I have been chewed by deer.
For a long time now, students and teachers have been telling me to visit Nara Park, about an hour north of where I live by train. One of the students even gave me this paper five storey pagoda as part of a presentation she had to give as part of a speaking assignment about Japanese landmarks and attractions:
This is part of Kofuku Temple, built in 669. It was moved to its present location in to-day's Nara Park in 710.
Here's the real thing from when I finally went on Saturday:
Here it is blocked by a deer:
Another thing Nara Park is famous for are the legions of tame sika deer who roam the place. Mostly they were just standing around or even dozing.
Adult deer didn't even seem to be nervous about bringing their fawns around to see the tourists:
I was a little worried about this little fellow:
I've since read that deer have started foraging outside the park more often lately because, due to Corona, the number of tourists feeding them has drastically decreased. Vendors in the park sell special deer cookies to give the animals. I bought a pack from a little old woman and a group of five deer immediately started to mob me:
This big fellow was especially aggressive and started chewing my vest when I was too slow on the draw with a cookie:
Fortunately I was wearing a tough canvas vest.
Some of them do look a bit thin.
The whole thing kind of reminded me of the chapter in Through the Looking Glass when Alice met a fawn in the woods where things have no names.

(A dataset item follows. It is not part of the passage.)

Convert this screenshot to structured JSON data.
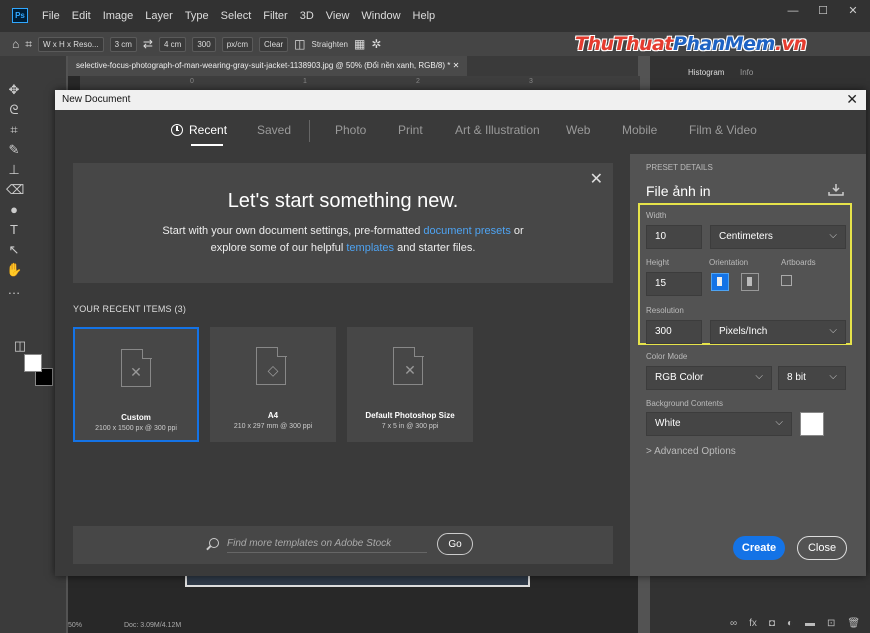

Just then a Fawn came wandering by: it looked at Alice with its large gentle eyes, but didn’t seem at all frightened. ‘Here then! Here then!’ Alice said, as she held out her hand and tried to stroke it; but it only started back a little, and then stood looking at her again.
‘What do you call yourself?’ the Fawn said at last. Such a soft sweet voice it had!
‘I wish I knew!’ thought poor Alice. She answered, rather sadly, ‘Nothing, just now.’
‘Think again,’ it said: ‘that won’t do.’
Alice thought, but nothing came of it. ‘Please, would you tell me what you call yourself?’ she said timidly. ‘I think that might help a little.’
‘I’ll tell you, if you’ll move a little further on,’ the Fawn said. ‘I can’t remember here.’
So they walked on together though the wood, Alice with her arms clasped lovingly round the soft neck of the Fawn, till they came out into another open field, and here the Fawn gave a sudden bound into the air, and shook itself free from Alice’s arms. ‘I’m a Fawn!’ it cried out in a voice of delight, ‘and, dear me! you’re a human child!’ A sudden look of alarm came into its beautiful brown eyes, and in another moment it had darted away at full speed.
Alice stood looking after it, almost ready to cry with vexation at having lost her dear little fellow-traveller so suddenly. ‘However, I know my name now.’ she said, ‘that’s some comfort. Alice—Alice—I won’t forget it again . . ."
I bought a deer mask before I left:
I must say, covering 80% of my face has really improved my features.